L'ultimo rapporto, in ordine di tempo, arriva dal Canada, precisamente dall'Università di Toronto. Il rapporto "Clearing the Air. Come i veicoli elettrici e i camion più puliti possono ridurre l'inquinamento, migliorare la salute e salvare vite nella Greater Toronto", calcola e descrive i benefici per la salute se in una qualunque città (il rapporto prevede situazioni di partenza tipiche di tutte le grandi città occidentali) si utilizzassero veicoli più puliti. 

In sostanza, per ogni veicolo elettrico acquistato corrisponde a benefici alla società quantificabili in 10.000 dollari.

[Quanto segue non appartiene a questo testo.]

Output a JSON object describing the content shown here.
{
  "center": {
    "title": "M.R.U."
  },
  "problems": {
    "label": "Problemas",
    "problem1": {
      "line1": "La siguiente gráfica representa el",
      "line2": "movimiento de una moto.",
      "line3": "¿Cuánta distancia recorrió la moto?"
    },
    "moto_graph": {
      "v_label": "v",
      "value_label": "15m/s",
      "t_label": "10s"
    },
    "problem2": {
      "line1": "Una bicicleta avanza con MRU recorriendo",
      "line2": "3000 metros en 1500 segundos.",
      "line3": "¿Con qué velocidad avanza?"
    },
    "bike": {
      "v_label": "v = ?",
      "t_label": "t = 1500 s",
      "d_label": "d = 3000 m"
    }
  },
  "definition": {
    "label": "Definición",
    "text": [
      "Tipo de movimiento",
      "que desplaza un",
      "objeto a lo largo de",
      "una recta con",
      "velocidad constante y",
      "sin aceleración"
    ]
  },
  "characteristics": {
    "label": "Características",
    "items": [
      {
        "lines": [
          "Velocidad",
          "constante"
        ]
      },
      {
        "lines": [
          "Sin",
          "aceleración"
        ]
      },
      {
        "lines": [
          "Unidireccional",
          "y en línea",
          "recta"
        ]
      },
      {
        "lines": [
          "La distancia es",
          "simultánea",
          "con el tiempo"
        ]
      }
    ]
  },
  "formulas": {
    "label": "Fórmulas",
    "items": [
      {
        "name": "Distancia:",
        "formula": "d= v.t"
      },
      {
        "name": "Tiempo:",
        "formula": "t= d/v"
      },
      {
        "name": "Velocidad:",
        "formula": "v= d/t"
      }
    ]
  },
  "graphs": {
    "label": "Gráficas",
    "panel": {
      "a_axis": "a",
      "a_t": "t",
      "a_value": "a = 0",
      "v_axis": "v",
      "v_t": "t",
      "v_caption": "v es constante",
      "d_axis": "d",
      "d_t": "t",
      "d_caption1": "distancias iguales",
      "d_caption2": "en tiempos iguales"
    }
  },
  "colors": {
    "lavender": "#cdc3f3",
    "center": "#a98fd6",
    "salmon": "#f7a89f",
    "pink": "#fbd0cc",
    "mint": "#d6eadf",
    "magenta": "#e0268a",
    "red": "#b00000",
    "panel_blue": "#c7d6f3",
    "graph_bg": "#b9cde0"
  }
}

"L'esposizione all'inquinamento atmosferico legato al traffico è una grave preoccupazione per la salute pubblica - ha affermato Helen Doyle, presidente del gruppo di lavoro sulla salute ambientale della Ontario Public Health Association nel presentare il rapporto - l'inquinamento è responsabile di centinaia di morti premature ogni anno nella Greater Toronto e contribuisce alle malattie respiratorie come l'asma, le condizioni cardiovascolari e il cancro ai polmoni".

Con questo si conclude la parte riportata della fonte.